Stine’s interest in global issues and her unerring desire to confront international crises as a correspondent is an exemplar of the mission of the IIJ, which is to promote the mediation and resolution of conflicts through a well intentioned global “media agenda”. One of the reasons she was selected was because of a story she reported in our Foreign Correspondence course about the struggles of women in that country.
Stine came to the E. W. Scripps School of Journalism as an exchange undergraduate student from Leipzig University, Germany. The exchange is part of a special arrangement between the two journalism schools at Ohio University and Leipzig University. The IIJ has played a central role in that exchange of journalism students and faculty visits.
As a reporting fellow for the Pulitzer Center, Stine will have an opportunity to spend several weeks in Bangladesh investigating food security challenges and the rights of women in that developing nation. Expenses for that international assignment are provided by the Pulitzer Center on Crisis Reporting. She will also receive a cash award of up to $2,000 from the Pulitzer Center.

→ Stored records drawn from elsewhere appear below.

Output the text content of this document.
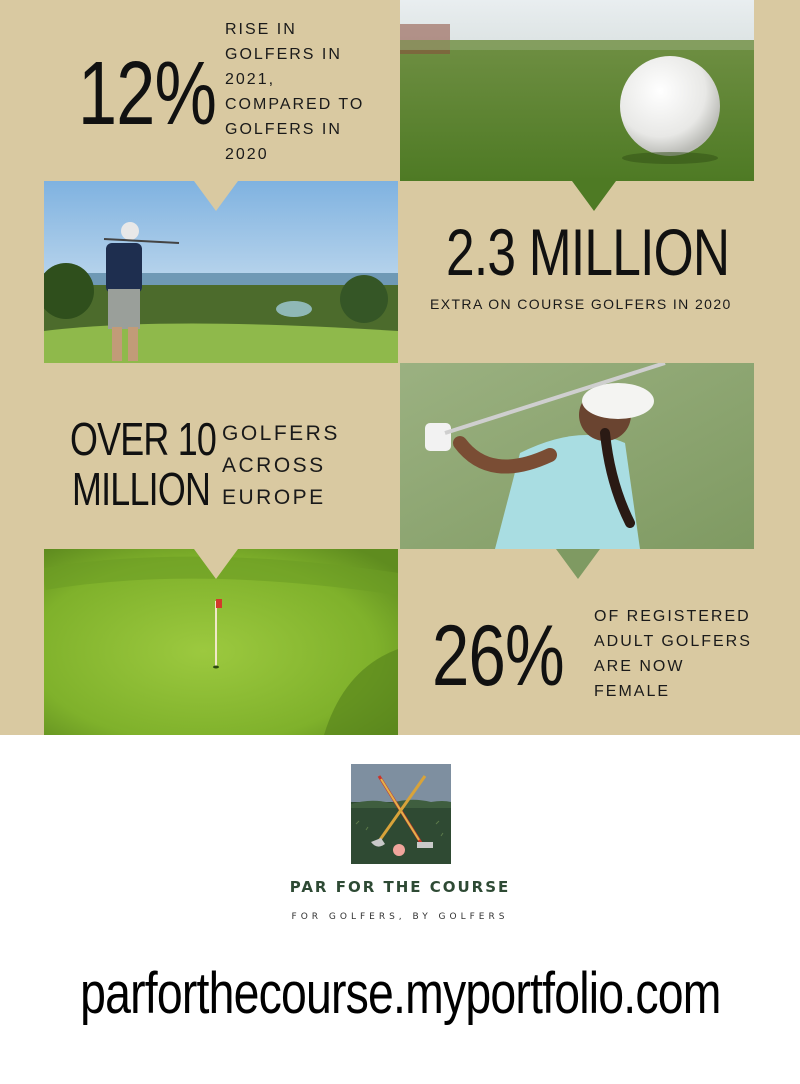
12%
RISE IN
GOLFERS IN
2021,
COMPARED TO
GOLFERS IN
2020
2.3 MILLION
EXTRA ON COURSE GOLFERS IN 2020
OVER 10
MILLION
GOLFERS
ACROSS
EUROPE
26% OF REGISTERED
ADULT GOLFERS
ARE NOW
FEMALE
PAR FOR THE COURSE
FOR GOLFERS, BY GOLFERS
parforthecourse.myportfolio.com
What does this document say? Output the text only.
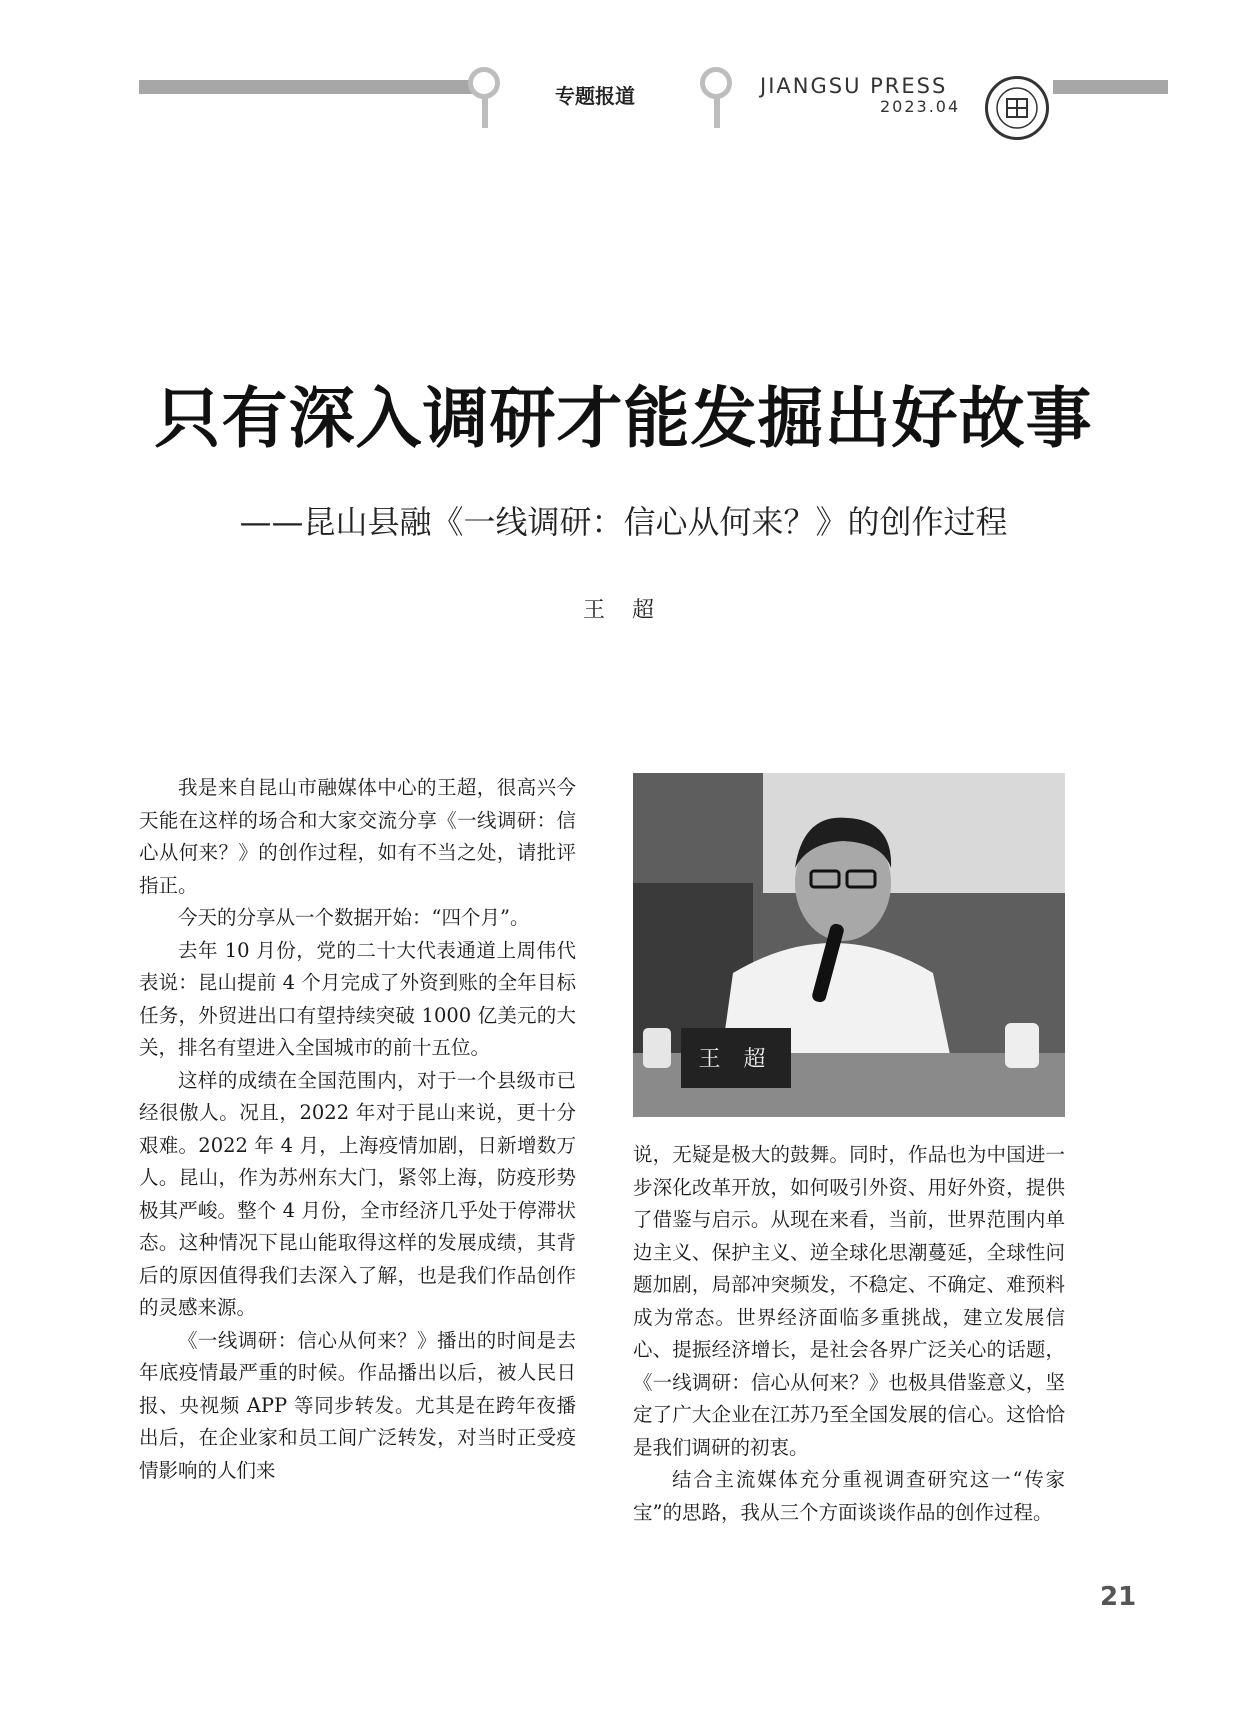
专题报道	JIANGSU PRESS
2023.04
只有深入调研才能发掘出好故事
——昆山县融《一线调研：信心从何来？》的创作过程
王 超

我是来自昆山市融媒体中心的王超，很高兴今天能在这样的场合和大家交流分享《一线调研：信心从何来？》的创作过程，如有不当之处，请批评指正。

今天的分享从一个数据开始：“四个月”。

去年 10 月份，党的二十大代表通道上周伟代表说：昆山提前 4 个月完成了外资到账的全年目标任务，外贸进出口有望持续突破 1000 亿美元的大关，排名有望进入全国城市的前十五位。

这样的成绩在全国范围内，对于一个县级市已经很傲人。况且，2022 年对于昆山来说，更十分艰难。2022 年 4 月，上海疫情加剧，日新增数万人。昆山，作为苏州东大门，紧邻上海，防疫形势极其严峻。整个 4 月份，全市经济几乎处于停滞状态。这种情况下昆山能取得这样的发展成绩，其背后的原因值得我们去深入了解，也是我们作品创作的灵感来源。

《一线调研：信心从何来？》播出的时间是去年底疫情最严重的时候。作品播出以后，被人民日报、央视频 APP 等同步转发。尤其是在跨年夜播出后，在企业家和员工间广泛转发，对当时正受疫情影响的人们来

王 超

说，无疑是极大的鼓舞。同时，作品也为中国进一步深化改革开放，如何吸引外资、用好外资，提供了借鉴与启示。从现在来看，当前，世界范围内单边主义、保护主义、逆全球化思潮蔓延，全球性问题加剧，局部冲突频发，不稳定、不确定、难预料成为常态。世界经济面临多重挑战，建立发展信心、提振经济增长，是社会各界广泛关心的话题，《一线调研：信心从何来？》也极具借鉴意义，坚定了广大企业在江苏乃至全国发展的信心。这恰恰是我们调研的初衷。

结合主流媒体充分重视调查研究这一“传家宝”的思路，我从三个方面谈谈作品的创作过程。

21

Stine was one of the IIJ director's brightest and most engaged students in the foreign correspondence class. She was also the editor-in-chief of the first volume of The Globetrotter international newsletter, published by the IIJ. Stine also contributes international stories to the IIJ’s online edition of the International Special Reports project. In April 2009, Stine was announced as one of three recipients of our competitive John R. Wilhelm Foreign Correspondence Internship scholarship, which is a separate international reporting opportunity administered annually by the IIJ. Stine will spend another three months reporting for Aljazeera international television from Washington, D.C. to complete her IIJ Foreign Correspondence scholarship. She plans to undertake this latter project when she returns from Bangladesh.
The Scripps College of Communication at Ohio University is a member of the Pulitzer Center’s Campus Consortium. The IIJ is the primary coordinator of the Campus Consortium between the Pulitzer Center and the Scripps College of Communication. The E. W. Scripps School of Journalism with the support from other departments in the Scripps College of Communication contributes $10,000 to the Campus Consortium of the Pulitzer Center on Crisis Reporting. The role of the IIJ in that partnership is to fulfill the Pulitzer Center’s educational outreach programs by fostering the debate on global crisis issues through OU campus visits by international journalists fresh from the field; and to enable student interaction and engagement in international issues reporting.